The Indian Rupee (INR) weakens on Monday, snapping the two-day winning streak. The sluggish growth in the Indian economy, continued Foreign Institutional Investors (FIIs) outflows, and the Reserve Bank of India (RBI) rate cut dragged the local currency lower against the USD.
Nonetheless, the intervention from the RBI by selling the USD might help limit the INR’s losses. Additionally, the decline in crude oil prices is likely to support the Indian Rupee, as India is the world's third-largest consumer of crude oil. The Indian Trade Balance will be released later on Monday. On the US front, the Federal Reserve (Fed) Patrick Harker and Michelle Bowman are scheduled to speak. The US market will be closed on Monday in observance of President's Day.
The Indian Rupee trades softer on the day. Technically, the bullish outlook of the USD/INR pair prevails, characterized by the price being well-supported above the key 100-day Exponential Moving Average (EMA) on the daily timeframe. Nonetheless, further consolidation cannot be ruled out as the 14-day Relative Strength Index (RSI) hovers around the midline.
The 87.00 psychological level acts as an immediate resistance level for USD/INR. Sustained gains past the mentioned level could allow bulls to set their sights on the next targets at an all-time high near 88.00, en route to 88.50.
On the downside, the initial support level is seen at 86.35, the low of February 12. A breach of this level could send the pair back down to 86.14, the low of January 27.

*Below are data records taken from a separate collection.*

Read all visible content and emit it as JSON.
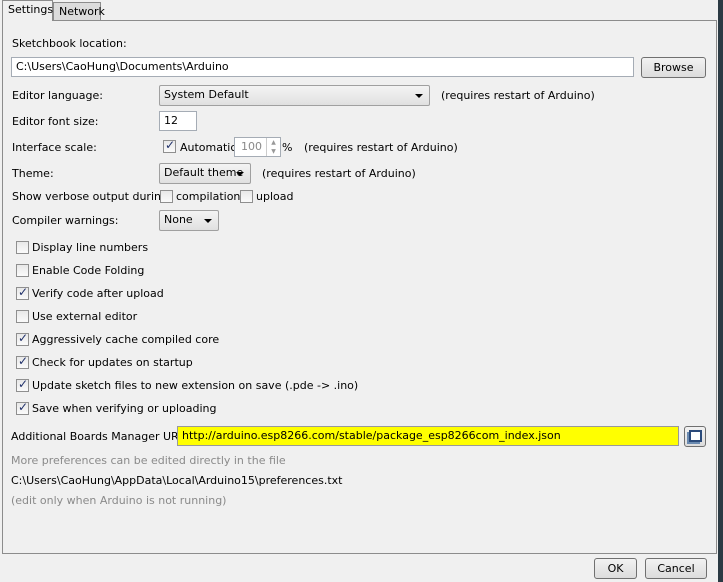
{
  "tabs": [
    {
      "label": "Settings",
      "active": true
    },
    {
      "label": "Network",
      "active": false
    }
  ],
  "sketchbook": {
    "label": "Sketchbook location:",
    "value": "C:\\Users\\CaoHung\\Documents\\Arduino",
    "browse": "Browse"
  },
  "language": {
    "label": "Editor language:",
    "value": "System Default",
    "note": "(requires restart of Arduino)"
  },
  "font_size": {
    "label": "Editor font size:",
    "value": "12"
  },
  "scale": {
    "label": "Interface scale:",
    "auto_label": "Automatic",
    "auto_checked": true,
    "value": "100",
    "unit": "%",
    "note": "(requires restart of Arduino)"
  },
  "theme": {
    "label": "Theme:",
    "value": "Default theme",
    "note": "(requires restart of Arduino)"
  },
  "verbose": {
    "label": "Show verbose output during:",
    "compilation": "compilation",
    "compilation_checked": false,
    "upload": "upload",
    "upload_checked": false
  },
  "warnings": {
    "label": "Compiler warnings:",
    "value": "None"
  },
  "options": [
    {
      "label": "Display line numbers",
      "checked": false
    },
    {
      "label": "Enable Code Folding",
      "checked": false
    },
    {
      "label": "Verify code after upload",
      "checked": true
    },
    {
      "label": "Use external editor",
      "checked": false
    },
    {
      "label": "Aggressively cache compiled core",
      "checked": true
    },
    {
      "label": "Check for updates on startup",
      "checked": true
    },
    {
      "label": "Update sketch files to new extension on save (.pde -> .ino)",
      "checked": true
    },
    {
      "label": "Save when verifying or uploading",
      "checked": true
    }
  ],
  "boards": {
    "label": "Additional Boards Manager URLs:",
    "value": "http://arduino.esp8266.com/stable/package_esp8266com_index.json",
    "highlight": "#ffff00"
  },
  "footer": {
    "more": "More preferences can be edited directly in the file",
    "path": "C:\\Users\\CaoHung\\AppData\\Local\\Arduino15\\preferences.txt",
    "note": "(edit only when Arduino is not running)"
  },
  "buttons": {
    "ok": "OK",
    "cancel": "Cancel"
  }
}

The Indian economy has averaged a growth rate of 6.13% between 2006 and 2023, which makes it one of the fastest growing in the world. India’s high growth has attracted a lot of foreign investment. This includes Foreign Direct Investment (FDI) into physical projects and Foreign Indirect Investment (FII) by foreign funds into Indian financial markets. The greater the level of investment, the higher the demand for the Rupee (INR). Fluctuations in Dollar-demand from Indian importers also impact INR.
India has to import a great deal of its Oil and gasoline so the price of Oil can have a direct impact on the Rupee. Oil is mostly traded in US Dollars (USD) on international markets so if the price of Oil rises, aggregate demand for USD increases and Indian importers have to sell more Rupees to meet that demand, which is depreciative for the Rupee.

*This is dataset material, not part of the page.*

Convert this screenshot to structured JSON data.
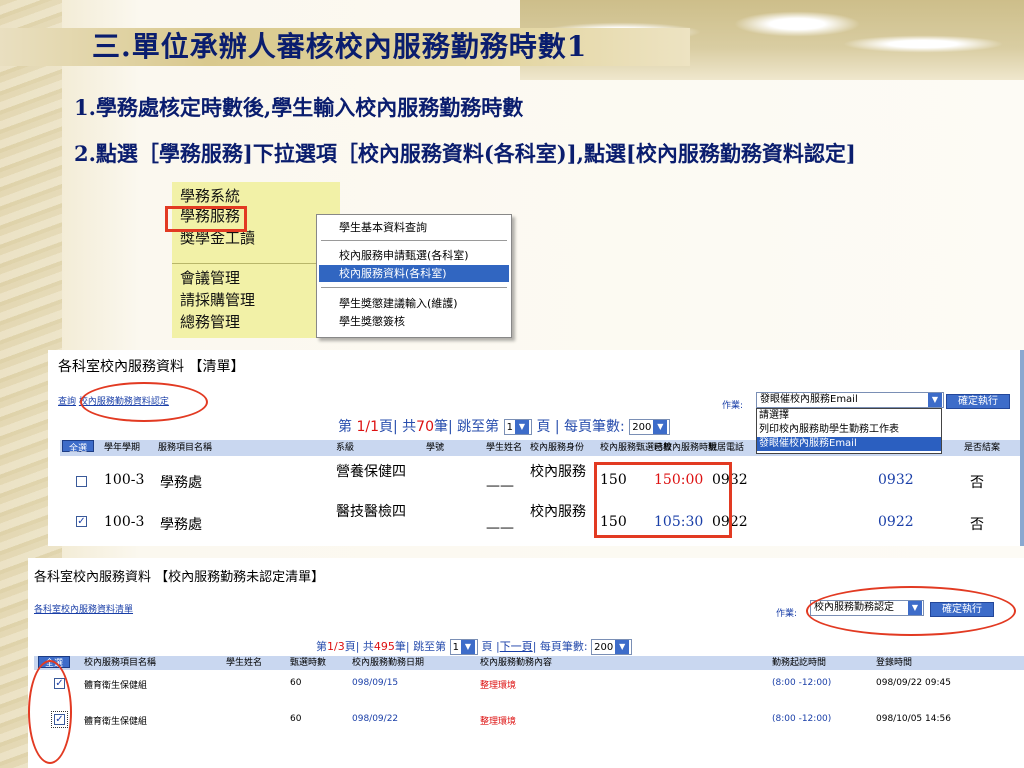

Inflation has a complex effect on the Rupee. Ultimately it indicates an increase in money supply which reduces the Rupee’s overall value. Yet if it rises above the Reserve Bank of India’s (RBI) 4% target, the RBI will raise interest rates to bring it down by reducing credit. Higher interest rates, especially real rates (the difference between interest rates and inflation) strengthen the Rupee. They make India a more profitable place for international investors to park their money. A fall in inflation can be supportive of the Rupee. At the same time lower interest rates can have a depreciatory effect on the Rupee.
India has run a trade deficit for most of its recent history, indicating its imports outweigh its exports. Since the majority of international trade takes place in US Dollars, there are times – due to seasonal demand or order glut – where the high volume of imports leads to significant US Dollar- demand. During these periods the Rupee can weaken as it is heavily sold to meet the demand for Dollars. When markets experience increased volatility, the demand for US Dollars can also shoot up with a similarly negative effect on the Rupee.